As for the comprehensive livelihood support application, they aim to contribute to alleviating the labor shortage problem by building a matching feature to connect foreign labor with local small to medium enterprises. Further, when the administrative authorities operate the application, it will be possible to share a variety of information regarding foreign workers and acceptance of those workers.

Moreover, partner countries will encourage their citizens to seek employment and live in municipalities in Japan for a certain period of time while Japan will concretely define the length of "certain period of time" at the stage of developing legislation by considering issues surrounding the long-term residency of foreigners.


During the presentation, Akahane (on the left) gave the speech while Oikawa operated the slides and
answered the judges' questions

 

Ukisu and Maenaka who were given the Excellence Award
Presentation content was created through trial and error until 2 days before

Maenaka, holding the certificate, and Ukisu (on the right),
holding the trophy of the Excellence Award
The team of Ukisu and Maenaka who won the Excellence Award gave a presentation titled, The Foreigner Ambassador System and Accepting Foreigners by Utilizing The Hometown Tax Donation System. They made preparations in an attempt to better present their content within the time limit by creating an appealing visual presentation with PowerPoint and continued working through trial and error up until 2 days before the contest. Maenaka expressed his appreciation saying, "Our senior members and alumni of the Diplomacy Research Association gave us a lot of advice." They reflected back on the day of the contest, mentioning that they were the seventh team to take the podium out of 10 teams, thanks to which they managed to ease their minds and were able to give the presentation and answer the judges' questions in a relaxed manner. However, the presentations given by other students were of a high-level, and when they heard the announcement of the winner, Ukisu was surprised because they didn't think they would win the prize.

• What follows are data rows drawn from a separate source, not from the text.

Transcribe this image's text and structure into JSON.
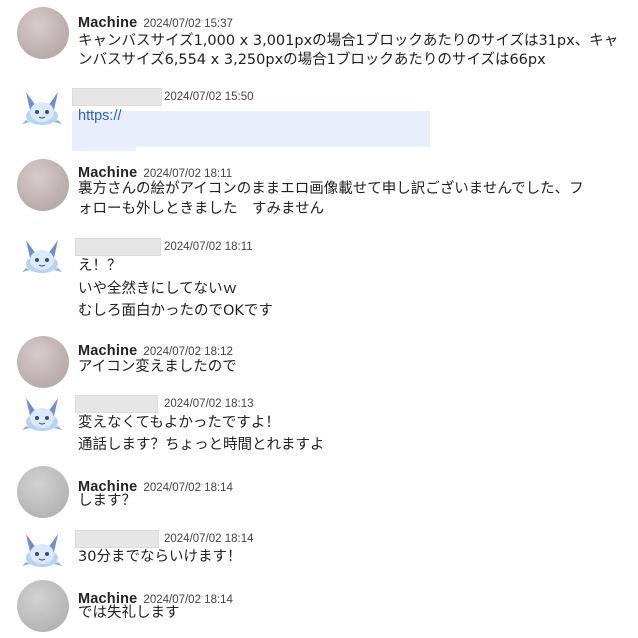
{
  "messages": [
    {
      "author": "Machine",
      "timestamp": "2024/07/02 15:37",
      "lines": [
        "キャンバスサイズ1,000 x 3,001pxの場合1ブロックあたりのサイズは31px、キャ",
        "ンバスサイズ6,554 x 3,250pxの場合1ブロックあたりのサイズは66px"
      ]
    },
    {
      "author": "",
      "timestamp": "2024/07/02 15:50",
      "link": "https://"
    },
    {
      "author": "Machine",
      "timestamp": "2024/07/02 18:11",
      "lines": [
        "裏方さんの絵がアイコンのままエロ画像載せて申し訳ございませんでした、フ",
        "ォローも外しときました　すみません"
      ]
    },
    {
      "author": "",
      "timestamp": "2024/07/02 18:11",
      "lines": [
        "え！？",
        "いや全然きにしてないｗ",
        "むしろ面白かったのでOKです"
      ]
    },
    {
      "author": "Machine",
      "timestamp": "2024/07/02 18:12",
      "lines": [
        "アイコン変えましたので"
      ]
    },
    {
      "author": "",
      "timestamp": "2024/07/02 18:13",
      "lines": [
        "変えなくてもよかったですよ！",
        "通話します？ちょっと時間とれますよ"
      ]
    },
    {
      "author": "Machine",
      "timestamp": "2024/07/02 18:14",
      "lines": [
        "します？"
      ]
    },
    {
      "author": "",
      "timestamp": "2024/07/02 18:14",
      "lines": [
        "30分までならいけます！"
      ]
    },
    {
      "author": "Machine",
      "timestamp": "2024/07/02 18:14",
      "lines": [
        "では失礼します"
      ]
    }
  ]
}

International Issue Presentation Contest

The aim of the contest is to provide an opportunity for university students who will be entrusted with the future of Japan to deepen their understanding and interest in foreign policies, international affairs, etc. and develop their abilities in order to flourish in the international society. This year, it was held on October 5 in Nihonbashi Social Education Center, Chuo-ku, Tokyo. The judging panel consisted of 3 judges: Keizo Yamawaki, Specially Appointed Professor, the School of Global Japanese Studies, Meiji University (chief judge); Hiroki Okazaki, Director of Shibazono Danchi Neighborhood Association, Kawaguchi City, Saitama Prefecture; and Midori Okabe, Professor, the Faculty of Law, Sophia University. They evaluated creativity, specifics, feasibility, etc. The theme was "My proposals: Toward acceptance of foreign citizens and realization of a harmonious society," and it received applications from 21 teams (29 people) nationwide, out of which 10 teams (17 people) passed the preliminary screening and were selected for final screening. A team consisted of Kaoru Arai (first year, the Faculty of Law) from Chuo University along with another 2 students from Keio University was also chosen as a finalist.

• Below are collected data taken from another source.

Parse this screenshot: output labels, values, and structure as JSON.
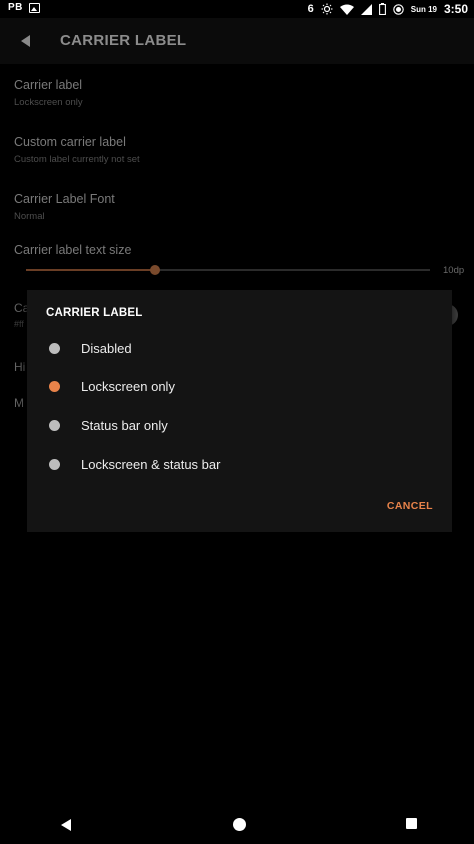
{
  "status_bar": {
    "left_text": "PB",
    "notification_count": "6",
    "date": "Sun 19",
    "time": "3:50",
    "icons": [
      "image-icon",
      "brightness-icon",
      "wifi-icon",
      "signal-icon",
      "battery-icon",
      "record-icon"
    ]
  },
  "app_bar": {
    "title": "CARRIER LABEL"
  },
  "settings": {
    "items": [
      {
        "title": "Carrier label",
        "summary": "Lockscreen only"
      },
      {
        "title": "Custom carrier label",
        "summary": "Custom label currently not set"
      },
      {
        "title": "Carrier Label Font",
        "summary": "Normal"
      }
    ],
    "text_size": {
      "title": "Carrier label text size",
      "value_label": "10dp",
      "fraction": 0.32
    },
    "partial_item_title": "Ca",
    "partial_item_summary": "#ff",
    "partial_item_2": "Hi",
    "partial_item_3": "M"
  },
  "dialog": {
    "title": "CARRIER LABEL",
    "options": [
      {
        "label": "Disabled",
        "selected": false
      },
      {
        "label": "Lockscreen only",
        "selected": true
      },
      {
        "label": "Status bar only",
        "selected": false
      },
      {
        "label": "Lockscreen & status bar",
        "selected": false
      }
    ],
    "cancel_label": "CANCEL"
  },
  "colors": {
    "accent": "#e8834a",
    "dialog_bg": "#141414",
    "radio_unselected": "#bdbdbd"
  }
}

The Diplomacy Research Association at Chuo University

This foreign service entrance exam organization is located at the Tama student research building Honoo-no-Tou. It was established in 1951 by the students aspiring to become diplomats. Until now it has turned out 50 people or more who passed the foreign service examination. Currently, it has 24 members who are in their first to the fourth year in the Faculty of Law. All students from all undergraduate schools are welcomed to join on the condition of passing the selection test. It builds the foundations for passing the civil service examination, studying and analyzing international relations based on the 3 subjects of international laws, international politics, and current affairs. Alumni visits provide an opportunity to hear about the activities and achievements of the alumni who work in the Ministry of Foreign Affairs, international organizations, etc.